9. Mme B...ne réside en France que depuis le mois de juillet 2010, soit trois ans à la date de l'arrêté en litige. Si elle fait valoir qu'elle est titulaire d'un diplôme d'infirmière obtenu à l'Université de Laguna (Philippines) et qu'elle travaille sans discontinuité en qualité de garde d'enfants depuis le mois de mars 2011, il ressort des pièces du dossier qu'elle n'a antérieurement à son embauche exercé que pendant deux mois des fonctions de puéricultrice. Ainsi, elle ne justifie pas de compétences qui la qualifient particulièrement pour le métier qu'elle exerce, en dépit de la satisfaction qu'elle donne à ses employeurs. En outre, si Mme B...soutient vivre en France avec son époux, également ressortissant philippin, ce dernier ne réside pas régulièrement sur le territoire français. Enfin, la requérante ne conteste pas s'exprimer difficilement en français, ainsi qu'il est mentionné dans son dossier d'admission exceptionnelle, en dépit des efforts qu'elle déploie depuis son arrivée en France pour améliorer sa maîtrise de la langue. Dans ces conditions, et compte tenu notamment de la durée brève de son activité professionnelle et de son séjour sur le territoire français, Mme B...ne justifie pas de motifs exceptionnels au sens des dispositions précitées de l'article L. 313-14 du code de l'entrée et du séjour des étrangers et du droit d'asile. Par suite, le préfet du Val-de-Marne n'a pas méconnu ces dispositions en refusant de l'admettre exceptionnellement au séjour.

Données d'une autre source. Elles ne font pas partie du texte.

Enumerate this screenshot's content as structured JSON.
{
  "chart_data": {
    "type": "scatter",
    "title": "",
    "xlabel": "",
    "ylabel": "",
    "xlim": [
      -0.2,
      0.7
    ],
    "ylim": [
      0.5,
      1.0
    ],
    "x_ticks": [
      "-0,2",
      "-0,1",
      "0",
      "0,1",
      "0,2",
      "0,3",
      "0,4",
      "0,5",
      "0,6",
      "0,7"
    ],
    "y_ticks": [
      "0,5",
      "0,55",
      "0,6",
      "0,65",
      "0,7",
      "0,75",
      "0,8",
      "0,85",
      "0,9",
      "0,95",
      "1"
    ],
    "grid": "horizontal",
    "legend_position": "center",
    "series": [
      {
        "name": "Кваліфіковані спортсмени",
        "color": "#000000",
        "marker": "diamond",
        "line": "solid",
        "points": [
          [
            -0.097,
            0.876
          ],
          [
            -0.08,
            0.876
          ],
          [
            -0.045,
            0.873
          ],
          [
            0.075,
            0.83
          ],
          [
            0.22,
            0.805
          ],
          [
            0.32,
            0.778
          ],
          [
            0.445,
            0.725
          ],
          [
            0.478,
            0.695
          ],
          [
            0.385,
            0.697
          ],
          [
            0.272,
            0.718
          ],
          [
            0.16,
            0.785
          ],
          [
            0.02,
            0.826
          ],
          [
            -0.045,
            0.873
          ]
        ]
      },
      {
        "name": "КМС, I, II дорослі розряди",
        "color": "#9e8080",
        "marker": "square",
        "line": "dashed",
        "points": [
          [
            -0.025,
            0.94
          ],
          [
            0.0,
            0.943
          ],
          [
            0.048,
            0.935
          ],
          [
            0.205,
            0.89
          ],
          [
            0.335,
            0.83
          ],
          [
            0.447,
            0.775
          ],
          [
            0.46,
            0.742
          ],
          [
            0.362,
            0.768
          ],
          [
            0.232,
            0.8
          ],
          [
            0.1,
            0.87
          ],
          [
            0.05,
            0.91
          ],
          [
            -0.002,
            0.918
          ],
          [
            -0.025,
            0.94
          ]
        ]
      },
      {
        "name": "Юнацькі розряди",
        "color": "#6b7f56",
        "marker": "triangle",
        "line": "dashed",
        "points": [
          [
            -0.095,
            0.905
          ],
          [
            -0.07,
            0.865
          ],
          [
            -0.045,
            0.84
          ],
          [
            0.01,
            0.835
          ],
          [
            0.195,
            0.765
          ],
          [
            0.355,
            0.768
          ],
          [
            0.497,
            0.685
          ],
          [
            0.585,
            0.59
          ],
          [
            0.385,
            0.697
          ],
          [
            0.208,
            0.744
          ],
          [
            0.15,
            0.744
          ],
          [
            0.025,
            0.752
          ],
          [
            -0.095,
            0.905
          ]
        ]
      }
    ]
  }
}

10. En quatrième lieu, aux termes de l'article 8 de la convention européenne de sauvegarde des droits de l'homme et des libertés fondamentales : " 1°) Toute personne a droit au respect de sa vie privée et familiale, de son domicile et de sa correspondance ; 2°) Il ne peut y avoir ingérence d'une autorité publique dans l'exercice de ce droit que pour autant que cette ingérence est prévue par la loi et qu'elle constitue une mesure qui, dans une société démocratique, est nécessaire à la sécurité nationale, à la sûreté publique, au bien-être économique du pays, à la défense de l'ordre et à la prévention des infractions pénales, à la protection de la santé ou de la morale ou à la protection des droits et libertés d'autrui " ; qu'aux termes de l'article L. 313-11 du code de l'entrée et du séjour des étrangers et du droit d'asile susvisé : " Sauf si sa présence constitue une menace pour l'ordre public, la carte de séjour temporaire portant la mention " vie privée et familiale " est délivré de plein droit : (...) / 7° A l'étranger ne vivant pas en état de polygamie, qui n'entre pas dans les catégories précédentes ou dans celles qui ouvrent droit au regroupement familial, dont les liens personnels et familiaux en France, appréciés notamment au regard de leur intensité, de leur ancienneté et de leur stabilité, des conditions d'existence de l'intéressé, de son insertion dans la société française ainsi que de la nature de ses liens avec la famille restée dans le pays d'origine, sont tels que le refus d'autoriser son séjour porterait à son droit au respect de sa vie privée et familiale une atteinte disproportionnée au regard des motifs du refus, sans que la condition prévue à l'article L. 311-7 soit exigée (...) ".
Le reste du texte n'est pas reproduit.